Au couinement plaintif et frustrée de sa protégée, il comprit qu'il l'avait déçue et il se justifia en lui rappelant qu'il était pour elle et tout ce qui comptait c'était de la satisfaire.

Et pour éviter de faire face à ses protestations, il se permit de remonter sous sa jupe jusqu'à la bordure de sa culotte.

Immédiatement Kaname bascula vers lui, cherchant à augmenter la pression et Sosuke s'efforça de rester calme en sentant la chaleur humide sous ses doigts.

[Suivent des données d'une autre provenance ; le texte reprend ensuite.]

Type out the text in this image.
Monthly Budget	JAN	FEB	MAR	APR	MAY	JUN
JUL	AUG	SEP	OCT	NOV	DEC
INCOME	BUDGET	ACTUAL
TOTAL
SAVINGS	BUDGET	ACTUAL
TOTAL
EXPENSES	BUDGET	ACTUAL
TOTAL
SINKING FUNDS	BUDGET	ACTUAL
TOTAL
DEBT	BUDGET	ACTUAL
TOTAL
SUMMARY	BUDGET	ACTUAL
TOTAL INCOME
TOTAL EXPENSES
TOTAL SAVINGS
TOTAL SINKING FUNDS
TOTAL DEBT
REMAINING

Il l'effleurait à peine et pourtant ce fut suffisant à déclencher un choc électrique dans tout le corps de la jeune fille. Elle ferma les yeux et inspira profondément mais rien ne put arrêter l'intensité brûlante du plaisir qui courait dans ses veines. Les sens en éveil, pour la première fois Kaname nota la respiration laborieuse de Sosuke à ses côtés et sans réfléchir, elle passa la main dans ses cheveux et l'attirer vers elle pour l'embrasser.

Elle avait besoin de lui, mais pas comme avant.

Bien sûr, elle était toujours en manque et son appétit sexuel était loin d'être satisfait après seulement un légèrement attouchement mais il y avait autre chose. Ce n'était plus un simple désir physique qui la forçait à se comporter de la sorte. Simplement de réaliser qu'elle ne le laissait pas indifférent éveillait en elle d'autres pulsions, de nature plus complexe.

Elle le voulait lui et d'une manière ou d'une autre, elle devait le lui faire comprendre.

Sosuke fut surpris par la force qu'elle mit dans son baiser, le désespoir y était flagrant de même qu'une passion vive et envoûtante mais il remarqua aussi que sa manière de s'accrocher à lui était différente de la première fois.

Elle se mit à nouveau à le caresser, de façon plus douce, comme si elle n'avait plus seulement besoin d'un corps mais bien de lui et il ne put que répondre à ses attentes avec une délicatesse étonnante.

Kaname quitta ses lèvres pour s'aventurer vers son cou, sans jamais le lâcher et quand enfin Sosuke s'avança sous l'élastique de sa culotte, il sentit ses ongles se planter fermement dans sa peau, de même que ses dents qui s'enfoncèrent dans sa chair.

La douleur était curieusement plaisante et quand Kaname approcha à nouveau sa main de son entre-jambe, il ne pensa même pas à l'arrêter.

Il la touchait intimement, ses doigts découvrant les replis de son sexe avec attention et il était incapable de se concentrer sur autre chose que le bruit qu'elle faisait quand il arrivait au sommet de ses lèvres pour contourner son clitoris avant de redescendre en rythme avec ses mouvements des hanches.

Sans prévenir, l'orgasme arriva, puissant et étourdissant, incomparable avec tout ce qu'elle avait connu avant. C'était peut-être à cause des comprimés, ou parce que pour la première fois elle n'en était pas responsable, mais elle ne s'en souciait pas.

Même si la tension dans son ventre diminuait et qu'elle était en bonne partie comblée, elle n'avait pas envie de s'arrêter là.

La main toujours posée sur Sosuke, elle s'immisça sous la ceinture de son pantalon et tout en le caressant lui annonçant tranquillement :

« J'ai envie de toi. »


Après un demi million d'années, j'ai enfin réussi à accoucher de ce deuxième chapitre. J'en reviens pas que ça m'ait pris aussi longtemps... Bref, je suis super désolée, je ne vois pas le temps passé en ce moment. J'essaierai de faire mieux pour la suite, mais honnêtement, je ne suis sûre de rien. Bear with it les jeunes, je suis une feignasse !!